Florio explains how the game works. “The agent calls a member of the media to say the contract is done and gives them the figures,” he says. “The reporter doesn’t want to get scooped, so they rush to get it out on Twitter. They file a story, and then they move on.” It’s not that they don’t know. It’s that deadline pressure trumps accuracy.

The football press isn’t totally blind to this problem. On Pardon The Interruption this week, ESPN’s Michael Wilbon railed against how his fellow scribes reported the Vick news. “I’m taking a shot at my brethren … which reports these numbers breathlessly and they’re not true. Michael Vick is not going to get $100 million and we ought to stop saying it.”

Yet, if you head over to his employer’s website, the $100 million figure is still there, uncorrected. “By the time the truth comes out,” says Florio, “it’s a footnote.” Keep all this in mind when reading the reports about Chris Johnson’s new contract. It might not be what it seems at first glance.

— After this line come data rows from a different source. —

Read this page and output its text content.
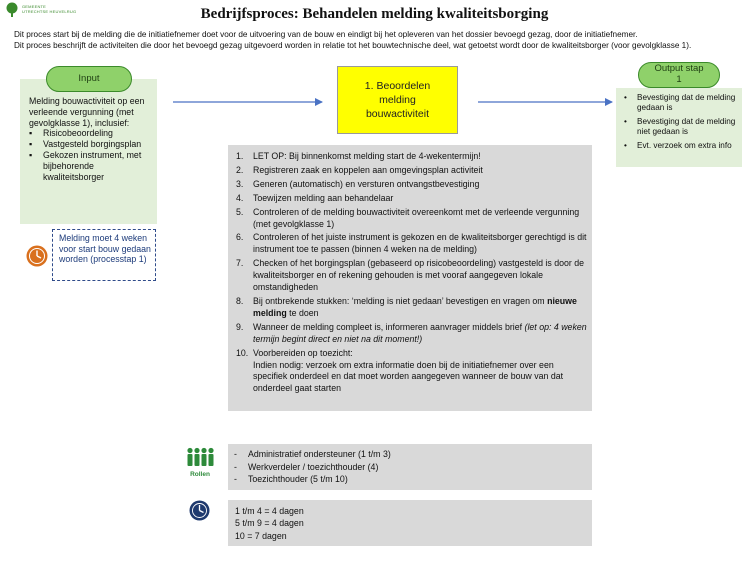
GEMEENTE
UTRECHTSE HEUVELRUG	Bedrijfsproces: Behandelen melding kwaliteitsborging

Dit proces start bij de melding die de initiatiefnemer doet voor de uitvoering van de bouw en eindigt bij het opleveren van het dossier bevoegd gezag, door de initiatiefnemer.

Dit proces beschrijft de activiteiten die door het bevoegd gezag uitgevoerd worden in relatie tot het bouwtechnische deel, wat getoetst wordt door de kwaliteitsborger (voor gevolgklasse 1).

Input
Melding bouwactiviteit op een verleende vergunning (met gevolgklasse 1), inclusief:
▪ Risicobeoordeling
▪ Vastgesteld borgingsplan
▪ Gekozen instrument, met bijbehorende kwaliteitsborger
1. Beoordelen
melding
bouwactiviteit
Output stap
1
• Bevestiging dat de melding gedaan is
• Bevestiging dat de melding niet gedaan is
• Evt. verzoek om extra info
Melding moet 4 weken voor start bouw gedaan worden (processtap 1)
1. LET OP: Bij binnenkomst melding start de 4-wekentermijn!
2. Registreren zaak en koppelen aan omgevingsplan activiteit
3. Generen (automatisch) en versturen ontvangstbevestiging
4. Toewijzen melding aan behandelaar
5. Controleren of de melding bouwactiviteit overeenkomt met de verleende vergunning (met gevolgklasse 1)
6. Controleren of het juiste instrument is gekozen en de kwaliteitsborger gerechtigd is dit instrument toe te passen (binnen 4 weken na de melding)
7. Checken of het borgingsplan (gebaseerd op risicobeoordeling) vastgesteld is door de kwaliteitsborger en of rekening gehouden is met vooraf aangegeven lokale omstandigheden
8. Bij ontbrekende stukken: ‘melding is niet gedaan’ bevestigen en vragen om nieuwe melding te doen
9. Wanneer de melding compleet is, informeren aanvrager middels brief (let op: 4 weken termijn begint direct en niet na dit moment!)
10. Voorbereiden op toezicht:
Indien nodig: verzoek om extra informatie doen bij de initiatiefnemer over een specifiek onderdeel en dat moet worden aangegeven wanneer de bouw van dat onderdeel gaat starten
Rollen
- Administratief ondersteuner (1 t/m 3)
- Werkverdeler / toezichthouder (4)
- Toezichthouder (5 t/m 10)
1 t/m 4 = 4 dagen
5 t/m 9 = 4 dagen
10 = 7 dagen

The truth is that $100 million contracts don’t exist. Of all the NFL players to receive contracts in the $100 million range, only one—Peyton Manning, who actually topped out at $98 million—stayed with his team for the duration of the contract. Donovan McNabb, Daunte Culepper, Albert Haynesworth, Drew Bledsoe, and even the eternal Brett Favre all shipped out before their deals were done, and did not get all that they bargained for. While Ben Roethlisberger and Larry Fitzgerald still have a chance to join Manning in serving out their deals, I wouldn’t count on it. In pro football, it’s not just the dollar values that are a myth. The idea of long-term success, and the riches that come along with it, is the biggest NFL fantasy of all.